When I first saw it, it was an unattributed excerpt.  Then it was attributed to Kitty O’Meara, Kathleen O’Meara, Kathleen O’Mara. The most recent posts claim it was written in 1869 and reposted in 1919 during the Spanish Flu. The one I saw this morning had the headline, “How history repeats itself, a poem”

That scared me.

This poem is a prayer for where this can pandemic might lead us, a belief in transformation. If it was written in 1869, we have failed its vision. If it was reposted in 1919, we failed again. If this voice is truly from the past, then history has repeated itself, and likely will repeat itself, and hope is gone.

So I started digging.

There was an Irish-French writer named Kathleen O’Meara who was writing in 1869. She did not write this poem.

This poem was written by Catherine “Kitty”  O’Meara, a retired teacher from Wisconsin, this year, in response to this pandemic.  It is on her blog. She has recorded it. People have interviewed her about it.

And I am so relieved.

Because these particular words have not been strung together before, this particular prayer is a new one. We can read it to one another as an invocation. We can put it into practice. We can carry it as a plan. We can believe that this terrible moment can change us in ways that heal not only our bodies but our world.
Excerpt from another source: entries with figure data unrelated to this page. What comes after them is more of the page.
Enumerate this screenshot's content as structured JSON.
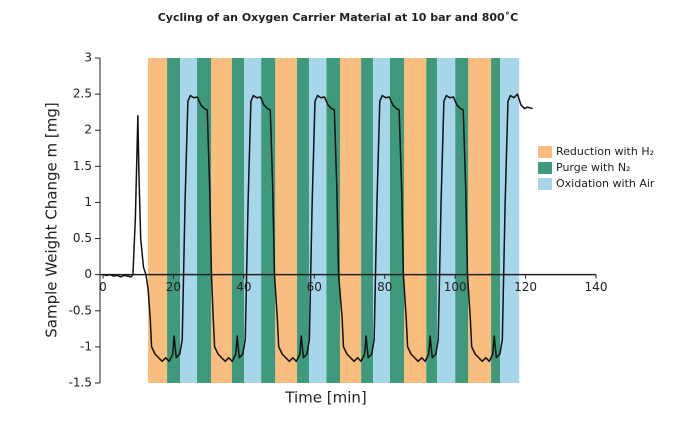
{
  "chart_data": {
    "type": "line",
    "title": "Cycling of an Oxygen Carrier Material at 10 bar and 800˚C",
    "x_label": "Time [min]",
    "y_label": "Sample Weight Change m [mg]",
    "xlim": [
      0,
      140
    ],
    "ylim": [
      -1.5,
      3
    ],
    "xticks": [
      0,
      20,
      40,
      60,
      80,
      100,
      120,
      140
    ],
    "yticks": [
      -1.5,
      -1,
      -0.5,
      0,
      0.5,
      1,
      1.5,
      2,
      2.5,
      3
    ],
    "line_color": "#111111",
    "phases": [
      {
        "name": "Reduction with H₂",
        "color": "#f9bd7f",
        "intervals": [
          [
            12.8,
            18.2
          ],
          [
            30.7,
            36.6
          ],
          [
            48.9,
            55.1
          ],
          [
            67.3,
            73.3
          ],
          [
            85.5,
            91.8
          ],
          [
            103.7,
            110.2
          ]
        ]
      },
      {
        "name": "Purge with N₂",
        "color": "#3f9a7c",
        "intervals": [
          [
            18.2,
            21.9
          ],
          [
            26.7,
            30.7
          ],
          [
            36.6,
            40.1
          ],
          [
            44.9,
            48.9
          ],
          [
            55.1,
            58.5
          ],
          [
            63.4,
            67.3
          ],
          [
            73.3,
            76.7
          ],
          [
            81.5,
            85.5
          ],
          [
            91.8,
            94.9
          ],
          [
            100.0,
            103.7
          ],
          [
            110.2,
            112.8
          ]
        ]
      },
      {
        "name": "Oxidation with Air",
        "color": "#a7d6ea",
        "intervals": [
          [
            21.9,
            26.7
          ],
          [
            40.1,
            44.9
          ],
          [
            58.5,
            63.4
          ],
          [
            76.7,
            81.5
          ],
          [
            94.9,
            100.0
          ],
          [
            112.8,
            118.2
          ]
        ]
      }
    ],
    "x": [
      0,
      1,
      2,
      3,
      4,
      5,
      6,
      7,
      8,
      8.5,
      9.2,
      9.6,
      9.9,
      10.2,
      10.7,
      11.5,
      12.2,
      12.8,
      13.4,
      13.8,
      14.8,
      15.8,
      16.8,
      17.8,
      18.8,
      19.8,
      20.2,
      20.8,
      21.8,
      22.5,
      23.3,
      24.1,
      24.8,
      25.8,
      26.8,
      27.8,
      28.8,
      29.6,
      30.3,
      30.8,
      31.3,
      31.7,
      32.7,
      33.7,
      34.7,
      35.7,
      36.7,
      37.7,
      38.1,
      38.7,
      39.7,
      40.4,
      41.2,
      42.0,
      42.7,
      43.7,
      44.7,
      45.7,
      46.7,
      47.5,
      48.2,
      48.7,
      49.5,
      49.9,
      50.9,
      51.9,
      52.9,
      53.9,
      54.9,
      55.9,
      56.3,
      56.9,
      57.9,
      58.6,
      59.4,
      60.2,
      60.9,
      61.9,
      62.9,
      63.9,
      64.9,
      65.7,
      66.4,
      66.9,
      67.9,
      68.3,
      69.3,
      70.3,
      71.3,
      72.3,
      73.3,
      74.3,
      74.7,
      75.3,
      76.3,
      77.0,
      77.8,
      78.6,
      79.3,
      80.3,
      81.3,
      82.3,
      83.3,
      84.1,
      84.8,
      85.3,
      86.1,
      86.5,
      87.5,
      88.5,
      89.5,
      90.5,
      91.5,
      92.5,
      92.9,
      93.5,
      94.5,
      95.2,
      96.0,
      96.8,
      97.5,
      98.5,
      99.5,
      100.5,
      101.5,
      102.3,
      103.0,
      103.5,
      104.3,
      104.7,
      105.7,
      106.7,
      107.7,
      108.7,
      109.7,
      110.7,
      111.1,
      111.7,
      112.7,
      113.4,
      114.2,
      115.0,
      115.7,
      116.7,
      117.7,
      118.7,
      119.7,
      120.5,
      122
    ],
    "values": [
      0,
      -0.01,
      0,
      -0.02,
      -0.01,
      -0.03,
      -0.01,
      -0.02,
      -0.03,
      0,
      0.8,
      1.6,
      2.2,
      1.4,
      0.5,
      0.1,
      0,
      -0.2,
      -0.6,
      -1.0,
      -1.1,
      -1.15,
      -1.2,
      -1.15,
      -1.2,
      -1.1,
      -0.85,
      -1.15,
      -1.1,
      -0.9,
      1.0,
      2.4,
      2.48,
      2.45,
      2.46,
      2.35,
      2.3,
      2.28,
      1.2,
      0,
      -0.6,
      -1.0,
      -1.1,
      -1.15,
      -1.2,
      -1.15,
      -1.2,
      -1.1,
      -0.85,
      -1.15,
      -1.1,
      -0.9,
      1.0,
      2.4,
      2.48,
      2.45,
      2.46,
      2.35,
      2.3,
      2.28,
      1.2,
      0,
      -0.6,
      -1.0,
      -1.1,
      -1.15,
      -1.2,
      -1.15,
      -1.2,
      -1.1,
      -0.85,
      -1.15,
      -1.1,
      -0.9,
      1.0,
      2.4,
      2.48,
      2.45,
      2.46,
      2.35,
      2.3,
      2.28,
      1.2,
      0,
      -0.6,
      -1.0,
      -1.1,
      -1.15,
      -1.2,
      -1.15,
      -1.2,
      -1.1,
      -0.85,
      -1.15,
      -1.1,
      -0.9,
      1.0,
      2.4,
      2.48,
      2.45,
      2.46,
      2.35,
      2.3,
      2.28,
      1.2,
      0,
      -0.6,
      -1.0,
      -1.1,
      -1.15,
      -1.2,
      -1.15,
      -1.2,
      -1.1,
      -0.85,
      -1.15,
      -1.1,
      -0.9,
      1.0,
      2.4,
      2.48,
      2.45,
      2.46,
      2.35,
      2.3,
      2.28,
      1.2,
      0,
      -0.6,
      -1.0,
      -1.1,
      -1.15,
      -1.2,
      -1.15,
      -1.2,
      -1.1,
      -0.85,
      -1.15,
      -1.1,
      -0.9,
      1.0,
      2.4,
      2.48,
      2.45,
      2.5,
      2.35,
      2.3,
      2.32,
      2.3
    ]
  }
}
This poem is a perfect poem for this moment. Does it matter who wrote it…or when?

Of course it does.

Kitty O’Meara wrote this poem. To attribute it to any other person steals her talent.

And she wrote it now. To attribute it to any other time, threatens our hope.

On Saturday night, at 7:45pm PST, people around the world sat to meditate at the exact same time for the exact same purpose. That was not possible 100 years ago, or even 50 years ago. My own prayer was simple: One world. Let us heal as one.

We are in unprecedented times; we have unprecedented tools. We are scared big. We should dream big. We can move forward. We can hold – and share – that vision. Let that go viral. History does not have to repeat itself. We don’t have to let it.